Randy Kozlowski was aboard the Buffalo Gay Men’s Choir open-air bus Sunday afternoon as it rolled along Elmwood Avenue as part of the annual Pride Parade.
Amid the cheering, the music and the overall frolicking on the packed sidewalks, Kozlowski took a minute to reflect on the progress of the event.
“Twenty years ago, the gay pride parade was a couple of convertibles with some drag queens on Delaware Avenue,” said Kozlowski, 55. “And today, I looked out and saw thousands who came to see us because they love us, they accept us. I’m just elated to see this kind of growth.”
That growth meant a record 20,000 people, up from 15,000 last year, taking in the parade in the Elmwood Village and then joining in the party at Canalside for Pride Festival, which featured national acts.
“It grows every year, and with this phenomenal weather, we’ll see a much bigger turnout,” said Jorien Brock, senior director of the Pride Center of Western New York, which organizes the event.
Sunday’s festivities capped off Buffalo Pride Week, a week of activities celebrating the lesbian, gay, bisexual and transgender community. The week included a pep rally at LaSalle Park to celebrate the Queen City Softball League’s 2014 season; a flag-raising ceremony with Mayor Byron W. Brown at City Hall; a “Gay 5K”; an art exhibition, curated by and comprising works by LGBTQ artists from Western New York; the “Dyke March”; and the Allentown Street Festival.
“It’s great seeing the community come together and being ourselves, showing that we have nothing to hide,” said Gabby Castro, a 23-year-old Clarence resident. “Seeing so many people from the community, you realize you’re not alone and it’s OK.”
The parade, a rolling party down Elmwood, started at Forest Avenue and thumped all the way to Allen Street. Willie Salters Jr., a 51-year-old Buffalo resident, and his girlfriend happened upon it during a shopping trip.

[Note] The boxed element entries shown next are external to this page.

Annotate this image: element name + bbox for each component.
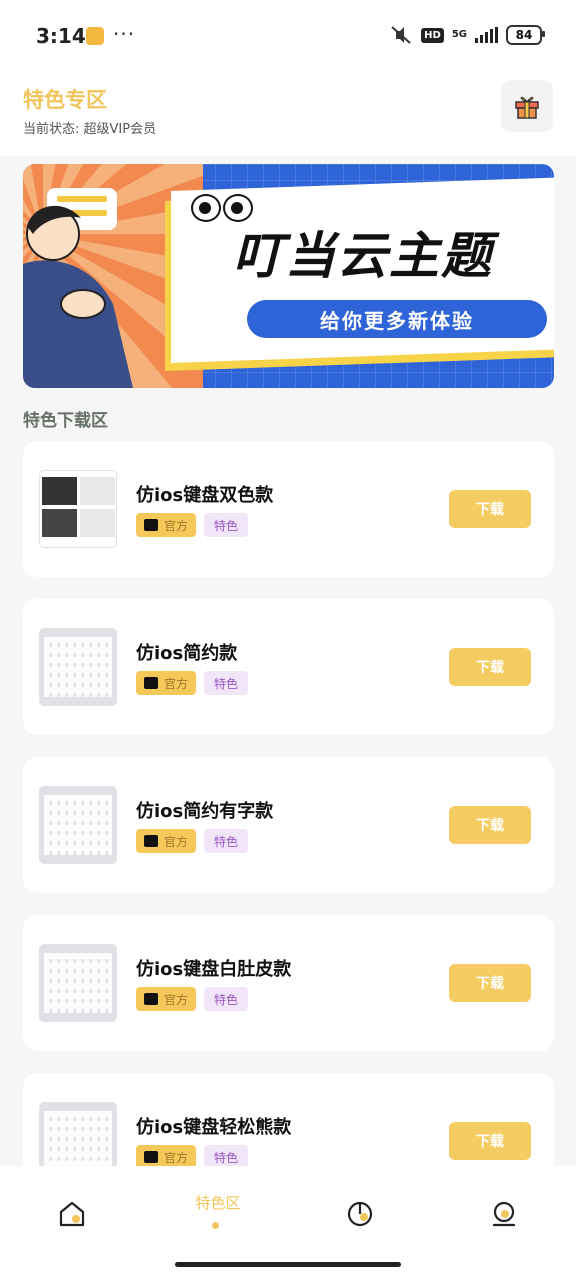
theme-name: 仿ios键盘轻松熊款 — [136, 1117, 292, 1138]
theme-name: 仿ios键盘白肚皮款 — [136, 959, 292, 980]
box-icon — [144, 993, 158, 1005]
network-label: 5G — [451, 29, 467, 40]
theme-thumbnail — [40, 629, 116, 705]
special-tag: 特色 — [204, 1145, 249, 1166]
download-button[interactable]: 下载 — [449, 1122, 531, 1160]
download-button[interactable]: 下载 — [449, 648, 531, 686]
page-title: 特色专区 — [23, 88, 107, 112]
gift-icon — [515, 96, 539, 119]
banner-tagline: 给你更多新体验 — [247, 300, 547, 338]
status-time: 3:14 — [36, 24, 86, 48]
gift-button[interactable] — [501, 80, 553, 132]
official-tag: 官方 — [136, 513, 197, 537]
list-item[interactable]: 仿ios简约有字款 官方 特色 下载 — [23, 757, 554, 893]
battery-level: 84 — [515, 28, 533, 42]
theme-name: 仿ios键盘双色款 — [136, 485, 274, 506]
box-icon — [144, 519, 158, 531]
theme-list[interactable]: 仿ios键盘双色款 官方 特色 下载 仿ios简约款 官方 特色 下载 仿ios… — [23, 441, 554, 1166]
promo-banner[interactable]: 叮当云主题 给你更多新体验 — [23, 164, 554, 388]
cartoon-person-illustration — [23, 205, 133, 388]
membership-status: 当前状态: 超级VIP会员 — [23, 122, 157, 137]
list-item[interactable]: 仿ios键盘白肚皮款 官方 特色 下载 — [23, 915, 554, 1051]
page-header: 特色专区 当前状态: 超级VIP会员 — [0, 76, 576, 156]
nav-active-indicator — [212, 1222, 219, 1229]
download-button[interactable]: 下载 — [449, 806, 531, 844]
nav-special-label[interactable]: 特色区 — [188, 1192, 248, 1213]
nav-stats[interactable] — [330, 1194, 390, 1234]
official-tag: 官方 — [136, 987, 197, 1011]
box-icon — [144, 1151, 158, 1163]
battery-icon: 84 — [506, 25, 545, 45]
special-tag: 特色 — [204, 987, 249, 1011]
download-button[interactable]: 下载 — [449, 490, 531, 528]
theme-name: 仿ios简约款 — [136, 643, 238, 664]
more-notifications-icon: ··· — [113, 22, 136, 46]
mute-icon — [391, 26, 411, 44]
box-icon — [144, 677, 158, 689]
banner-headline: 叮当云主题 — [233, 227, 493, 285]
nav-home[interactable] — [42, 1194, 102, 1234]
special-tag: 特色 — [204, 671, 249, 695]
download-button[interactable]: 下载 — [449, 964, 531, 1002]
theme-thumbnail — [40, 1103, 116, 1166]
gesture-bar[interactable] — [175, 1262, 401, 1267]
theme-name: 仿ios简约有字款 — [136, 801, 274, 822]
special-tag: 特色 — [204, 513, 249, 537]
list-item[interactable]: 仿ios简约款 官方 特色 下载 — [23, 599, 554, 735]
box-icon — [144, 835, 158, 847]
list-item[interactable]: 仿ios键盘轻松熊款 官方 特色 下载 — [23, 1073, 554, 1166]
special-tag: 特色 — [204, 829, 249, 853]
theme-thumbnail — [40, 945, 116, 1021]
notes-app-icon — [86, 27, 104, 45]
hd-badge: HD — [421, 27, 444, 43]
nav-profile[interactable] — [474, 1194, 534, 1234]
official-tag: 官方 — [136, 829, 197, 853]
official-tag: 官方 — [136, 671, 197, 695]
status-bar: 3:14 ··· HD 5G 84 — [0, 0, 576, 76]
bottom-navigation: 特色区 — [0, 1166, 576, 1280]
home-icon — [59, 1201, 85, 1227]
signal-icon — [475, 27, 498, 43]
theme-thumbnail — [40, 787, 116, 863]
official-tag: 官方 — [136, 1145, 197, 1166]
profile-icon — [492, 1201, 516, 1227]
pie-chart-icon — [347, 1201, 373, 1227]
theme-thumbnail — [40, 471, 116, 547]
section-title: 特色下载区 — [23, 411, 108, 431]
list-item[interactable]: 仿ios键盘双色款 官方 特色 下载 — [23, 441, 554, 577]
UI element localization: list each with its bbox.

“This is a good time,” Salters said, after catching beads from a drag queen atop a float. “People are people. It doesn’t matter the race, religion or sexual preference. Everybody here is having a good time, and I’m enjoying myself too.”
Along with a wide array of food and drinks and deejays in dance tents, the Canalside gathering featured music by DEV, The Cliks and Like A Parrot. The emcee was Bianca Del Rio, the season six winner of “RuPaul’s Drag Race” on cable television.

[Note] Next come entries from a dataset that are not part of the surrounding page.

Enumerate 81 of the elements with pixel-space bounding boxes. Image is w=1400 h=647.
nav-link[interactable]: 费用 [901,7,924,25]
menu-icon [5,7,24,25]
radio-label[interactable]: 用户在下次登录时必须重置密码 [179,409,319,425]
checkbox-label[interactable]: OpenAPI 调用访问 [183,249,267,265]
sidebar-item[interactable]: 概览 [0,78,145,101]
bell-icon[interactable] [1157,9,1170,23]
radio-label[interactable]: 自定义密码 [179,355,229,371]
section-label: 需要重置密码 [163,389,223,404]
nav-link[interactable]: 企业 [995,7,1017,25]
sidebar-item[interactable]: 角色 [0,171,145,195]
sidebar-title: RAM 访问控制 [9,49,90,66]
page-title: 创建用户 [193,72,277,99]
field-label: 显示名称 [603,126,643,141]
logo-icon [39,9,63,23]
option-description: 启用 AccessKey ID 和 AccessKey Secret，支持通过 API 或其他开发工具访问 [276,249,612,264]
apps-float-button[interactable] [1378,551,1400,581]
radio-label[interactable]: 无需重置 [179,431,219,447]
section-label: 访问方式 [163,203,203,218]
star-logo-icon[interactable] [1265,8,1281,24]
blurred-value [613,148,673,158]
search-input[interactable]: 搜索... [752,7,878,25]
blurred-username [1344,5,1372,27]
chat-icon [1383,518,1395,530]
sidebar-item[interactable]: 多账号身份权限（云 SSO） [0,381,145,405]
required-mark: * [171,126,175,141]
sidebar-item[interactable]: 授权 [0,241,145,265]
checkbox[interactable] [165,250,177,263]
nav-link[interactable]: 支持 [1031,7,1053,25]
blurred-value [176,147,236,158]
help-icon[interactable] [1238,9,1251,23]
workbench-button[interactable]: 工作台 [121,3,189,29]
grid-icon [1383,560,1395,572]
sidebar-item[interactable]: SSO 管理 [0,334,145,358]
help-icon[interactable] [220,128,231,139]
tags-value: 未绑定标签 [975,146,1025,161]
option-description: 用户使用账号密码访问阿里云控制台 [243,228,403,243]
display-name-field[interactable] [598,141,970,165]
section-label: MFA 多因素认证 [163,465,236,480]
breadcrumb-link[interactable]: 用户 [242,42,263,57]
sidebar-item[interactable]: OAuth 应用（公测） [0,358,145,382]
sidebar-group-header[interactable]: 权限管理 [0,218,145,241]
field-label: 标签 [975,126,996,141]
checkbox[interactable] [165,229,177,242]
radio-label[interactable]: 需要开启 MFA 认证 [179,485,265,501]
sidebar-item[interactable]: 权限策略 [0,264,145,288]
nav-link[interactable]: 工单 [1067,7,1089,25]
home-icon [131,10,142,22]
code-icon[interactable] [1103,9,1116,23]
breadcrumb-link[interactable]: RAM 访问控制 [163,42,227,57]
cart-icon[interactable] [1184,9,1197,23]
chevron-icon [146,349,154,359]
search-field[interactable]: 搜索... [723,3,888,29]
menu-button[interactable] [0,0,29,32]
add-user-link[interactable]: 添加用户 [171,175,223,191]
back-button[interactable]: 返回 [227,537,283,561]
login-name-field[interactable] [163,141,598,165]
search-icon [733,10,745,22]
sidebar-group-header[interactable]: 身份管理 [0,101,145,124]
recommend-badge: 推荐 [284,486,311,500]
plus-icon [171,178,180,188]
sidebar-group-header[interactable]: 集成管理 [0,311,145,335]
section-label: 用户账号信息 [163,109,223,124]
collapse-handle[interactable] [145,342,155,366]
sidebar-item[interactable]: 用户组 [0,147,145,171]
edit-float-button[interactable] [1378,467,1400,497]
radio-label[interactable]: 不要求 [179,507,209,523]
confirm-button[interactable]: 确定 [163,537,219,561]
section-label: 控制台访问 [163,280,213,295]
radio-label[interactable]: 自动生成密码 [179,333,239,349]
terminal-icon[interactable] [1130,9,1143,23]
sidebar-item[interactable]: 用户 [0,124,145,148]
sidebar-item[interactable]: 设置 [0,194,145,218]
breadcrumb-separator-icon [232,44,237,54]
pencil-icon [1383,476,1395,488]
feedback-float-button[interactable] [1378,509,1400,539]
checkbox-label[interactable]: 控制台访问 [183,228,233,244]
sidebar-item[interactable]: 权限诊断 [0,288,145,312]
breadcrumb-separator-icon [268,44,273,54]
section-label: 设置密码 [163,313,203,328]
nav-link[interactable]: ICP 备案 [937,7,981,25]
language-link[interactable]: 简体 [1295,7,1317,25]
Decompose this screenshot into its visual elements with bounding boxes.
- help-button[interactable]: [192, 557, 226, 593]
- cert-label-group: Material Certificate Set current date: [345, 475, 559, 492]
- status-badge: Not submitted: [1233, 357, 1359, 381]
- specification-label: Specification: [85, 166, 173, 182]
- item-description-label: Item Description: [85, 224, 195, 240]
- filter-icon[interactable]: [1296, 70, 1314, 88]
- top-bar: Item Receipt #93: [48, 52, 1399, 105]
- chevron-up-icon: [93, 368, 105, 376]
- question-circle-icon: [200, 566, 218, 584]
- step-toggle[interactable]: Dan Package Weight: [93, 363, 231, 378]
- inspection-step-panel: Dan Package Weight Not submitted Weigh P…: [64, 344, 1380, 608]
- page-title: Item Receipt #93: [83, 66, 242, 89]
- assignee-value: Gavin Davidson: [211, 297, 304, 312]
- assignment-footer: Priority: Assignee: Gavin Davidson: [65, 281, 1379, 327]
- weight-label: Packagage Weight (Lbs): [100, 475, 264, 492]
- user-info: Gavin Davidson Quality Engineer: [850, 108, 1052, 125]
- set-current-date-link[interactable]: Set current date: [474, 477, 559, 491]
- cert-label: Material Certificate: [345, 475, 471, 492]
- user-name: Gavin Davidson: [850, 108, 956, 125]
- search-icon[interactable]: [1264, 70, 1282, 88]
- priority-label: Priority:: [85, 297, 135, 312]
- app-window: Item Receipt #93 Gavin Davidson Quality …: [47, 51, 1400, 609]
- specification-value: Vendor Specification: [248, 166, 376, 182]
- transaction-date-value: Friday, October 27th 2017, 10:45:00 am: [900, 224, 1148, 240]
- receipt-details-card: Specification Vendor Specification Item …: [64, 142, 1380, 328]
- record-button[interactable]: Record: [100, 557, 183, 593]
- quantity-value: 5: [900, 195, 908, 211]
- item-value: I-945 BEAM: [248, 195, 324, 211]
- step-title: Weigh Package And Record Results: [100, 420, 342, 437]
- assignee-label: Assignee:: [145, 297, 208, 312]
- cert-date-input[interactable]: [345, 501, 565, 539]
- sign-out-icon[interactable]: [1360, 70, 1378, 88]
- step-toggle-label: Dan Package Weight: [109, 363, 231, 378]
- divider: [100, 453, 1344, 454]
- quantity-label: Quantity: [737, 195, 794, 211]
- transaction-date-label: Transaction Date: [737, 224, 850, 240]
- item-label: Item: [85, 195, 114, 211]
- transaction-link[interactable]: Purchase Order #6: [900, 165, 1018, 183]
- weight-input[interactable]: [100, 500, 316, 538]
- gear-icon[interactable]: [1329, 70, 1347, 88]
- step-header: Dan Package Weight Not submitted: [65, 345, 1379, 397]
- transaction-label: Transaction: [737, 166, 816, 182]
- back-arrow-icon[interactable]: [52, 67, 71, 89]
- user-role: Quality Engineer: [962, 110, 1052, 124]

“Our entertainment has been growing along with the parade and festival, we get bigger and bigger acts each year,” Brock said.
For Emma McCabe, 16, and her friends, who were so joyous they turned Elmwood into a dance floor, the parade was validation.
“It was awesome, super fun,” she said. “This is where I feel comfortable and understood.” Others from the area’s LGBT community also expressed feeling support, comfort and, of course, pride, during the events.
“Today was the first time we held hands in public because we feel like we’re home,” said Thomas Nolan, 39, who attended with his partner, Steve Sanderson, a 27-year-old Cheektowaga resident.
President Obama’s declaration of June as Gay Pride Month is a national step in the right direction for sexual orientation equality, the couple said. Brock said major progress has been made in the fight for gay rights, and the festival’s mass appeal is a testament. But she said members of the LBGT community still face homophobia, transphobia, gender-identity and gender-expression discrimination. The week of events was a kickoff to a monthlong list of educational events, including cultural competence training for the community, Brock said.
Kozlowski, with brightly colored beads around his neck and a fedora with rainbow feathers on his head, walked around Canalside beaming.
“When I was a young man, you wouldn’t have seen anything like this,” he said.